You may exercise any of the rights described above in person or by contacting our office at (480) 912-4691 or by fax (480) 912-7317 . Any complaints, requests, or questions must be received in writing. You will not be retaliated against for filing a complaint. As we will need to contact you from time to time, we will use whatever address or telephone number you prefer.

No Surprise Act

You have the right to receive a “Good Faith Estimate” explaining how much your medical care will cost.

Under the law, health care providers need to give patients who don’t have insurance or who are not using insurance an estimate of the bill for medical items and services.

  • You have the right to receive a Good Faith Estimate for the total expected cost of any non-emergency items or services. This includes related costs like medical tests, prescription drugs, equipment, and hospital fees.
  • Make sure your health care provider gives you a Good Faith Estimate in writing at least 1 business day before your medical service or item. You can also ask your health care provider, and any other provider you choose, for a Good Faith Estimate before you schedule an item or service.
  • If you receive a bill that is at least $400 more than your Good Faith Estimate, you can dispute the bill.
  •  Make sure to save a copy or picture of your Good Faith Estimate.

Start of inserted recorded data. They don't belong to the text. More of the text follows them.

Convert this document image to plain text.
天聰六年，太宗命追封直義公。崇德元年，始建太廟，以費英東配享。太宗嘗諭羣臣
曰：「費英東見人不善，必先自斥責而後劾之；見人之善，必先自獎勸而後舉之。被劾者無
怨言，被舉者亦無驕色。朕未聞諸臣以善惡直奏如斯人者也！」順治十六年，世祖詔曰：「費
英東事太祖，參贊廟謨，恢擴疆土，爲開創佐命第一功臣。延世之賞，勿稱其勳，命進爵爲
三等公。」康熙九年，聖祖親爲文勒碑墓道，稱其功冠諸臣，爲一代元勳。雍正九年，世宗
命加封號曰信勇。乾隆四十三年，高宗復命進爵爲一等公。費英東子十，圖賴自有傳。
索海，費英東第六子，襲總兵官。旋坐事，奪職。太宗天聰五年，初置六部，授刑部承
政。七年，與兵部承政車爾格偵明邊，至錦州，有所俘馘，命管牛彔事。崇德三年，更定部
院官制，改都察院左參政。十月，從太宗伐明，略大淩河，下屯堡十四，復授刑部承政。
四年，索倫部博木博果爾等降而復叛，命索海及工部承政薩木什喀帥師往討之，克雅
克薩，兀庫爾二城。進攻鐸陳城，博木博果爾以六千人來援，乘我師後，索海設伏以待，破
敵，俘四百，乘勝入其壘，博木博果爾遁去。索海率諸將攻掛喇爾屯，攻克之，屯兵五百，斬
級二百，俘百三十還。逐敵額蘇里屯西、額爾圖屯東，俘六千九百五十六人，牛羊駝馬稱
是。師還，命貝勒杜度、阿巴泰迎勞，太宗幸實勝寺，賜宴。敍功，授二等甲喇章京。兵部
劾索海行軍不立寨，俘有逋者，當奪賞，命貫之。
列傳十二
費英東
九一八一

For questions or more information about your right to a Good Faith Estimate, visit www.cms.gov/nosurprises, or call the Arizona Department of Insurance and Financial Institutions at 602-364-3100. 


Telephone and Text Message Policy


Disclaimer : "By providing my phone number to “Core Balance Counseling LLC”, I agree and acknowledge that “Core Balance Counseling LLC” may send text messages to my wireless phone number for any purpose. Message and data rates may apply. We will only send one SMS as a reply to you, and you will be able to Opt-out by replying “STOP”


Policy: No mobile information will be shared with third parties/affiliates for marketing/promotional purposes. All the above categories exclude text messaging originator opt-in data and consent; this information will not be shared with any third parties."